De la difficulté à se maintenir dans le champ de l’homme humain. A quoi on appartient. Ci-inclus dans le champ de l’homme humain. Nous définit. On, dans l’ombre de l’homme humain. Ommes. Ommes umains sommes dans son champ. Il nous manque encore quelque chose. Vu d’où nous existons. A ses périphéries. Il est difficile à définir dans sa totalité d’ensemble. La connaissance de l’homme humain nous échappe. De la difficulté à définir ses manières d’exister.

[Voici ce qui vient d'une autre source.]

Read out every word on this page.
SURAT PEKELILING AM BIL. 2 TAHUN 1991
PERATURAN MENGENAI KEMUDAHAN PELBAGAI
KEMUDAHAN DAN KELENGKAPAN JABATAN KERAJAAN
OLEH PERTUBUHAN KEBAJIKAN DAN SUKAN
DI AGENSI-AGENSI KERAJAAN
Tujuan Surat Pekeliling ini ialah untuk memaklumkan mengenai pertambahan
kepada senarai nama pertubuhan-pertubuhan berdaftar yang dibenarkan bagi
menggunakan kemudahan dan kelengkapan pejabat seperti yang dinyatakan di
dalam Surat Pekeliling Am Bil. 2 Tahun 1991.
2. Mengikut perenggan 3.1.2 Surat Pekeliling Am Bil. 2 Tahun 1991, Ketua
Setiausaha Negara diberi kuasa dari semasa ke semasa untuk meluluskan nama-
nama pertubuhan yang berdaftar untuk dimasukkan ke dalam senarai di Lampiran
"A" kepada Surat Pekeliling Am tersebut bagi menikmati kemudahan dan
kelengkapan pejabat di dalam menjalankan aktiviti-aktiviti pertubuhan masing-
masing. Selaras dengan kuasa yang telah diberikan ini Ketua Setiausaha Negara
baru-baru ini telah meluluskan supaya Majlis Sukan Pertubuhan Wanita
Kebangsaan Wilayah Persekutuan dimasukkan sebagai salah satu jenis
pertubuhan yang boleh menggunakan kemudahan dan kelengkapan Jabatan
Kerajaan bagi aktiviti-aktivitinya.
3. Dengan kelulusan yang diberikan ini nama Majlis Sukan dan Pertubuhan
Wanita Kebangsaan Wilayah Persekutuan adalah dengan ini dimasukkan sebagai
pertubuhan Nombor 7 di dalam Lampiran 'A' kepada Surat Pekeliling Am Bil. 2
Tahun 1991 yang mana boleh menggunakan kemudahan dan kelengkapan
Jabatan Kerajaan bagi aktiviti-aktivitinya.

De la difficulté à s’y maintenir. Savoir selon quelles manières son maintien s’effectue. Ses manières de main ses manières de jambe. Vu de loin l’homme humain est une jambe. Il se dresse. Son ensemble ses vestes et ses costumes. Ses pieds dans le cuir noir. Sur quoi bien au-dessus se dressent les cuisses. Sur quoi repose le ventre. D’où s’échappe le sexe dressé en étendard. On ne sait à quoi mieux ressembler. A quoi plus ressembler de toutes ces parties. Lequel est plus humain ? Lequel est le mieux l’homme ? Du sexe ou des cuisses ou du costume. Du cuir noir où nous ommes. L’homme humain en entier se distingue mal de l’ensemble qui le constitue. Il faudrait tout connaître.
L’homme humain est un amas. Il se tient mal. A du mal à se maintenir. Il se tient cependant. Par sa verticalité sa prestance est telle. Mais il perd des morceaux sans arrêt il perd de sa présence. Il s’émiette il est moins là. Telle est sa prestance qu’il rattrape ses morceaux qui tombent. Les recolle comme il peut aux emplacements idoines. A peu près. Les morceaux de l’homme humain sont tous de l’homme. A peu près. Conservant sa prestance l’homme humain se dénombre. Nous ommes nous pressons autour de son nombre pour être parmi comptés. Parmi le nombre de l’homme. L’homme humain aime le nombre des ommes il aime compter parmi eux. Ainsi qu’il est dit : Rien de l’omme ne m’est plus étranger. J’ai compté tous les ommes. On aime à se compter parmi les ommes. De la difficulté à se maintenir parmi le nombre compté par l’homme humain. De la difficulté à se maintenir parmi le nombre de ce qui compte. Seul ce qui compte est compté. Nous sommes.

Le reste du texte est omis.